Event Organiser & WordPress 4.2

Some background

WordPress is undergoing a steady change of its underlying database schema as part of its roadmap to taxonomy meta and post relationships. This was announced in 2013, and since then ground has been made in that direction. WordPress 4.2 will be another step along that roadmap.

Currently if you have two or more terms (in any taxonomy / for any post type) which share a term slug they point to the same term in the database. Part of this roadmap involves ensuring that no terms are shared between taxonomies. If you are running WordPress 4.0+ then any new terms will not be shared, but any terms created prior to that may well be. (You can check if you have any shared terms with this plug-in).

In WordPress 4.2, however, whenever you update a shared term it will be split out so that it has its own entry in the wp_terms table.

How does this affect Event Organiser?

Any plug-in which internally stores term IDs will be affected because those term IDs may change. Event Organiser uses term IDs internally in two places:

  1. The venue metadata table (venues are taxonomy terms).
  2. To store the colour of a category

If a venue/category term is split then potentially you will ‘loose’ this data (it will still be in the database, but Event Organiser will be looking in the wrong place)1.

Who does this affect?

Users with shared terms across taxonomies.
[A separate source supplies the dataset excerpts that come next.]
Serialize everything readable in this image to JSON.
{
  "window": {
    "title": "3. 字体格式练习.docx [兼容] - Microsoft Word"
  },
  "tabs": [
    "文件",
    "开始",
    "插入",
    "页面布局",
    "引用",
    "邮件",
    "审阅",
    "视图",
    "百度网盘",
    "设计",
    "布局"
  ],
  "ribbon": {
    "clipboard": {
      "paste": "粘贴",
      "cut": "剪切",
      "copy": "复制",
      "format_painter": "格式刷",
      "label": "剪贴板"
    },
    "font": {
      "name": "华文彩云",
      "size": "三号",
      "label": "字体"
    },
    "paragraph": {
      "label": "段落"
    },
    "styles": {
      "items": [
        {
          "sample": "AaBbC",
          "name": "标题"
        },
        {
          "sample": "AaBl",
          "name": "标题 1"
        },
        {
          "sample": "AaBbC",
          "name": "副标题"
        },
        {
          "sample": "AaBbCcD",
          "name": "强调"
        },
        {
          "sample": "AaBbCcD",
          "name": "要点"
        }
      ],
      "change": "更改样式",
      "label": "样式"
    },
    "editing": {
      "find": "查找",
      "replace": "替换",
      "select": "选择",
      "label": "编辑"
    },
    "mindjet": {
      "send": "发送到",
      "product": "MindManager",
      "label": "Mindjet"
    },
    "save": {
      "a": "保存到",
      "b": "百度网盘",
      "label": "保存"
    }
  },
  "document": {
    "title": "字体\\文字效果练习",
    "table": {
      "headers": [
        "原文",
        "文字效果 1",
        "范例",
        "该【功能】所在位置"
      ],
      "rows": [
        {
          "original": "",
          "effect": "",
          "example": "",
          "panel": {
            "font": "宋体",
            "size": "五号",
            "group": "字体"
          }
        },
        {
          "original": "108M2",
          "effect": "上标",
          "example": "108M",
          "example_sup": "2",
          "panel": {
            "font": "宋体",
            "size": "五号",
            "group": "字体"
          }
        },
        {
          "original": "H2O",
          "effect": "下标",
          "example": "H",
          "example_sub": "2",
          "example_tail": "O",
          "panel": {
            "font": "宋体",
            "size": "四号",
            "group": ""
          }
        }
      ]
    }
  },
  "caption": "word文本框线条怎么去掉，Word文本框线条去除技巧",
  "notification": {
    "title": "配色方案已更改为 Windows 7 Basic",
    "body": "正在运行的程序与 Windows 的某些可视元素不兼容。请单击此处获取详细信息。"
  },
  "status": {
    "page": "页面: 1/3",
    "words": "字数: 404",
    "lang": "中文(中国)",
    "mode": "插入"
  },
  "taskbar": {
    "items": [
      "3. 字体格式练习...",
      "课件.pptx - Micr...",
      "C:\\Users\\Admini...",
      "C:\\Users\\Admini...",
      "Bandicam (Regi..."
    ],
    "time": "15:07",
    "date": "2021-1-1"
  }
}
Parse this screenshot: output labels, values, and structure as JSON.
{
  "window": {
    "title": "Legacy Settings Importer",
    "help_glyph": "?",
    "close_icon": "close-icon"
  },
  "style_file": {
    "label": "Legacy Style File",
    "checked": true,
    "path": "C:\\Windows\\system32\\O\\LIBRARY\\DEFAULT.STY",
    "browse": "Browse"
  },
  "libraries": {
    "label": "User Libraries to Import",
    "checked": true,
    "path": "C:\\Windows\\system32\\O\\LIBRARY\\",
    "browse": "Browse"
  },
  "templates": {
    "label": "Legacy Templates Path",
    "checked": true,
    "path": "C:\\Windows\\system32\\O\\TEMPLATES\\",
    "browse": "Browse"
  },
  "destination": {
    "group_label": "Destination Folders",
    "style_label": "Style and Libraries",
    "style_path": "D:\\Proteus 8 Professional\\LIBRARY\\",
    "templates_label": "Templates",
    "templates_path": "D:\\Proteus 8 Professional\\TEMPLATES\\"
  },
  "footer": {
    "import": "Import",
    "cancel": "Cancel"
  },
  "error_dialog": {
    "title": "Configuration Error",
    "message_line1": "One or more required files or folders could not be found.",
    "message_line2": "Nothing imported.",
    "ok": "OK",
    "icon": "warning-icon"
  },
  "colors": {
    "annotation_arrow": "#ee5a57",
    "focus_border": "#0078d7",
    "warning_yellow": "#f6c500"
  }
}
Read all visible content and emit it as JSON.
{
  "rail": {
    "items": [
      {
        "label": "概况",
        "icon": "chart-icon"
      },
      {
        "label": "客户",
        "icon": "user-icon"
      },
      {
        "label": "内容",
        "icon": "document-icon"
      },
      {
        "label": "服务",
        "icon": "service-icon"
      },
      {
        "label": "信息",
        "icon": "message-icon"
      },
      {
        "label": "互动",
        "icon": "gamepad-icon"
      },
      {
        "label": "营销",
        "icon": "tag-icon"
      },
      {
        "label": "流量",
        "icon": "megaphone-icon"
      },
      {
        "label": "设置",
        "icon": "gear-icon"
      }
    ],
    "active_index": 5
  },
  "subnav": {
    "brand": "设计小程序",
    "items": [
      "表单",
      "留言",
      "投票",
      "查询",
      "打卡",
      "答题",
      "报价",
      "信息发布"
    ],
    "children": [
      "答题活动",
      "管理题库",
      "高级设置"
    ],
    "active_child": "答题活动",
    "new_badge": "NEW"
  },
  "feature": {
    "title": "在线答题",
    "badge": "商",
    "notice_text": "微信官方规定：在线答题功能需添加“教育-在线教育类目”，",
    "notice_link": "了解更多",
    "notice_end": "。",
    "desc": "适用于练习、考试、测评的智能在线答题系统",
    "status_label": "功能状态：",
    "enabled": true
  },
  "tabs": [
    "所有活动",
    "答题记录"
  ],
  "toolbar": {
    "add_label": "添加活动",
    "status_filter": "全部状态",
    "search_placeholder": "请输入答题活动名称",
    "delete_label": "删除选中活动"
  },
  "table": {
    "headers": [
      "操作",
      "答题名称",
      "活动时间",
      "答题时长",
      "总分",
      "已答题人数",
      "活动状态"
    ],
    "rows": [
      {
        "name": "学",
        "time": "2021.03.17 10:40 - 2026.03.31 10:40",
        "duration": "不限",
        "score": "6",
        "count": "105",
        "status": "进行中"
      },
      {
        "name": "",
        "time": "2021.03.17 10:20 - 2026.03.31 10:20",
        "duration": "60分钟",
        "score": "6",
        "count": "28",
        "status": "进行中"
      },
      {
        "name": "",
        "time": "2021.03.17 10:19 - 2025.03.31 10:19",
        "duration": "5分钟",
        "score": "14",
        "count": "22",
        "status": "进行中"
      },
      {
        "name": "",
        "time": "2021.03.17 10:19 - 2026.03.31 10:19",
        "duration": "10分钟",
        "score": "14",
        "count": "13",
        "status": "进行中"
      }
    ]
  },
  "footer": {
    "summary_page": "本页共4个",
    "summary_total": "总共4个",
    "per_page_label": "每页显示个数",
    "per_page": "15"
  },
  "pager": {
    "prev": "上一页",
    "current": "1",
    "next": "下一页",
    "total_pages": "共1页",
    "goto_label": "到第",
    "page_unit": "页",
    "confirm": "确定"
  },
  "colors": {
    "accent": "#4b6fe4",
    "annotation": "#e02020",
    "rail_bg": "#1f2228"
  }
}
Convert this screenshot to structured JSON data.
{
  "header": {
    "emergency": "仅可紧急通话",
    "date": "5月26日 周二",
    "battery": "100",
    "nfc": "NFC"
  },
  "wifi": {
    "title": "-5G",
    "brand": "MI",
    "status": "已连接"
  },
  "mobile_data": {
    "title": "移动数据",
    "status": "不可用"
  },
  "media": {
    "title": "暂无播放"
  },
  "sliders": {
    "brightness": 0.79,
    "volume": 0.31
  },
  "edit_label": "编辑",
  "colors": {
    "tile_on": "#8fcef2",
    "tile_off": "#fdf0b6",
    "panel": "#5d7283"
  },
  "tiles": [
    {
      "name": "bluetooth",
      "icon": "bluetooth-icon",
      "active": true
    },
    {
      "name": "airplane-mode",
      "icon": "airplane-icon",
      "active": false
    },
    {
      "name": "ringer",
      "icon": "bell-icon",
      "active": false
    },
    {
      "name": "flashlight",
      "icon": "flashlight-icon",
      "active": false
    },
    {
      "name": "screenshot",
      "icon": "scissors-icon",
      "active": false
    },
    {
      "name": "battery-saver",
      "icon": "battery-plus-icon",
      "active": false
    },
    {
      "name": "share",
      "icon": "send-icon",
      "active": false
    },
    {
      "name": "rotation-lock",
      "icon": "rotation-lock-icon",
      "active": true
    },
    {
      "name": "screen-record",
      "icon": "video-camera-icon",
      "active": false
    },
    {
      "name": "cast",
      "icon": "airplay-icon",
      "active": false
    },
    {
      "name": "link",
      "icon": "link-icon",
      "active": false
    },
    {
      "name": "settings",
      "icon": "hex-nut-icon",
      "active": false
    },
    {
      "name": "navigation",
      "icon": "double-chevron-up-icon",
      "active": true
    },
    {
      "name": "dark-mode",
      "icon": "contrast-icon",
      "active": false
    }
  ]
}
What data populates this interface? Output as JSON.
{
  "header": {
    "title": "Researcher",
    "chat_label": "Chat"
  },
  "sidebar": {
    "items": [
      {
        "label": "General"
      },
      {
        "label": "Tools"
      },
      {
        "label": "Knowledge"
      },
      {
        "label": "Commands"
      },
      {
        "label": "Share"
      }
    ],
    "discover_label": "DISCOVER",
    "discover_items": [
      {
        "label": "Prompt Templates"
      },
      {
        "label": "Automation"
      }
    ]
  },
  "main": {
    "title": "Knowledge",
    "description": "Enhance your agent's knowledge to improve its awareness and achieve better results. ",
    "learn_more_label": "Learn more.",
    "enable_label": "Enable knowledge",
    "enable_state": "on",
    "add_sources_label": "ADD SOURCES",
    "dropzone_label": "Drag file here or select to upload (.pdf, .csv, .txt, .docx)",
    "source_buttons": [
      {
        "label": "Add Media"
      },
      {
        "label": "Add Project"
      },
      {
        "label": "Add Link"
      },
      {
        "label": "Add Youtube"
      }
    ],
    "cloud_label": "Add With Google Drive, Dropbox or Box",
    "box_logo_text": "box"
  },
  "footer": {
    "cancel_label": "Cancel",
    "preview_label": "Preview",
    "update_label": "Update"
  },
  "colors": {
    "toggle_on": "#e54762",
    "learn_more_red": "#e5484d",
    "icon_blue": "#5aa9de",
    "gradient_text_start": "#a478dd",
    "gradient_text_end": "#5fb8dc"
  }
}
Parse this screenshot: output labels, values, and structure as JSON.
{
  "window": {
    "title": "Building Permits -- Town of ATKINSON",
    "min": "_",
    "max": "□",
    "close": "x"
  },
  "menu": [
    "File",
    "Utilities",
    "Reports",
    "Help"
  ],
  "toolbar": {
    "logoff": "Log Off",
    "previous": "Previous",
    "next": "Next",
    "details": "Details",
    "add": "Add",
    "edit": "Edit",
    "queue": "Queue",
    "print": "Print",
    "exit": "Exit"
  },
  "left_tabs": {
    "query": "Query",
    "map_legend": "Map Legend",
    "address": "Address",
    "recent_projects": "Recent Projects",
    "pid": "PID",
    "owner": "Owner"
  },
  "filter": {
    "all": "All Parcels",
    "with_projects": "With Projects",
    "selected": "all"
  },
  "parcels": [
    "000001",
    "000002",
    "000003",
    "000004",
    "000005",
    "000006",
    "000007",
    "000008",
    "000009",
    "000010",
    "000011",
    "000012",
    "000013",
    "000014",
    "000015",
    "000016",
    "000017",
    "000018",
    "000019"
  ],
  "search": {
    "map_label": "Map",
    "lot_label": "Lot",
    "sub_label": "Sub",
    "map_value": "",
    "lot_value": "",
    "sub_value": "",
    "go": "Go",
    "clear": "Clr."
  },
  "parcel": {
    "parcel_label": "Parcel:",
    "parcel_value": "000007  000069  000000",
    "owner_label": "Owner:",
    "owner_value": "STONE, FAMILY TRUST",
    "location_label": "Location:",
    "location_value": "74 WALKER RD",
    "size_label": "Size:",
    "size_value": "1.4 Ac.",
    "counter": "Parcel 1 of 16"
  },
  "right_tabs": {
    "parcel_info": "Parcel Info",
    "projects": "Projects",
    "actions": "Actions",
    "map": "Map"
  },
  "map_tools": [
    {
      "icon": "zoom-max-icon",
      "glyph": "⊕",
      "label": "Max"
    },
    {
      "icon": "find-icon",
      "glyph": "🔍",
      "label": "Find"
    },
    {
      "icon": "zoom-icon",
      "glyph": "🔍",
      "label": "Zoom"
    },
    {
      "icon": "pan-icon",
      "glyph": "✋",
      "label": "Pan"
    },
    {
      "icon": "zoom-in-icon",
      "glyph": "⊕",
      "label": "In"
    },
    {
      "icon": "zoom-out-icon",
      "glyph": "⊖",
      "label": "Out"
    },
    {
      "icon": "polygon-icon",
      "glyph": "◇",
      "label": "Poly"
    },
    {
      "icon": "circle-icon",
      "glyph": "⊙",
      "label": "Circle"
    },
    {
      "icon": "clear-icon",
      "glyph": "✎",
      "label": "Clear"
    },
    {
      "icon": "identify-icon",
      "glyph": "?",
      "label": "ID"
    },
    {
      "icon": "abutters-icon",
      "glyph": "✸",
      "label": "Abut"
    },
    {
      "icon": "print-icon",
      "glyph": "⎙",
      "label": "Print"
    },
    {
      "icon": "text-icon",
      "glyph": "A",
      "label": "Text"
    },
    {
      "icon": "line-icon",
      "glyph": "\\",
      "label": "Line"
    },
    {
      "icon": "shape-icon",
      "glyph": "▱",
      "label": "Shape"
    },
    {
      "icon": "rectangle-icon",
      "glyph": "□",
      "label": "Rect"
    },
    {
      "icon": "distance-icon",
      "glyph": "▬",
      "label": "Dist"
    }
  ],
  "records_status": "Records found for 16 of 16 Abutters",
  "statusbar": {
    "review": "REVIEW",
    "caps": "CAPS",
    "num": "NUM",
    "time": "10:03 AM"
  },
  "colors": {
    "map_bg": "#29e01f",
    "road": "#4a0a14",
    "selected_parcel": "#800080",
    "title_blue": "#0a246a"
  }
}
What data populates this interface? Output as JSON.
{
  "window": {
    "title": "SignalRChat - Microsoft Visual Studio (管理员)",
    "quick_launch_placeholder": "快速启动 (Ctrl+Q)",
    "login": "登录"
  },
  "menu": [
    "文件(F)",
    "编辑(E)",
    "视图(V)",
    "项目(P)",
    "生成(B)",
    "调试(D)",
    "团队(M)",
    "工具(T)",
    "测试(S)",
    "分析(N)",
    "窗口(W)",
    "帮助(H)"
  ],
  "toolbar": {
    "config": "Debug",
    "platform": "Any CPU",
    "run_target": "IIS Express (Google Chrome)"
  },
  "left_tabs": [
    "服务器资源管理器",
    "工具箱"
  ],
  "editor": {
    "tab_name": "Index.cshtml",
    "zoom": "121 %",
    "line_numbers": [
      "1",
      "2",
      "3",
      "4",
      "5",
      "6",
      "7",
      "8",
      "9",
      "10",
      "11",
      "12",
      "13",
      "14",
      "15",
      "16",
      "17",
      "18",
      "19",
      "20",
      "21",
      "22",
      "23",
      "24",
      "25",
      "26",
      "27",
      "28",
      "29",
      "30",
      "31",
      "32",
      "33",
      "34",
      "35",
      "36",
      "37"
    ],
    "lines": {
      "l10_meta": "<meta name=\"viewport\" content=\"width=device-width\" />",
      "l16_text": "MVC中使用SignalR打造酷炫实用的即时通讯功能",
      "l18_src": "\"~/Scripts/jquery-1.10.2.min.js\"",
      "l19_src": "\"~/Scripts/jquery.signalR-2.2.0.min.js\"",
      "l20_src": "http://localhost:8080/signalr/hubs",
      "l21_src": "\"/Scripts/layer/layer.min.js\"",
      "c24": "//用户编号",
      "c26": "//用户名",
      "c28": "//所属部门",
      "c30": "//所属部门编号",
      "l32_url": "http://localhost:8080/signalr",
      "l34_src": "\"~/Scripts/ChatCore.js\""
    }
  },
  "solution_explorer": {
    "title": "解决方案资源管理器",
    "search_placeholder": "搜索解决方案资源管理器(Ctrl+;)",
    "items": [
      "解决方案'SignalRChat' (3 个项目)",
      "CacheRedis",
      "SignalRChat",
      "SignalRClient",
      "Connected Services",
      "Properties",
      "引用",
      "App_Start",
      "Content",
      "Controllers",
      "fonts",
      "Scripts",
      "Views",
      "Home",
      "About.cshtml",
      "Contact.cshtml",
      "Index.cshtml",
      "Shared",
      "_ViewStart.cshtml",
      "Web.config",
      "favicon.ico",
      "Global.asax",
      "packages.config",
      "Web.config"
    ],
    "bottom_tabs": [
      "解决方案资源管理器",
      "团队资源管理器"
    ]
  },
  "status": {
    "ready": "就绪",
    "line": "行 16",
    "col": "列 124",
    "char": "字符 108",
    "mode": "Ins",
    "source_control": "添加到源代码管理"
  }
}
That is, venues or event categories with slugs which also appear in other taxonomies. This plug-in will tell you if you have shared terms.

How can I fix this?

Event Organiser has been updated in 2.12.0 to pre-empt these changes. If you update to 2.12.0 (released today) before you update to WordPress 4.2 (which at the time of writing is due April 2015) then you won’t experience any problems.

If you don’t, Event Organiser will attempt to recover any lost data when you do update to 2.12.0 (or later).


  1. Actually, in testing it was found that editing a venue/category (but not quick editing) causes the data to be duplicated across to the new ID. This just means they’ll be some stale/obsolete data in the database, which won’t do any harm, and the plug-in will otherwise be unaffected.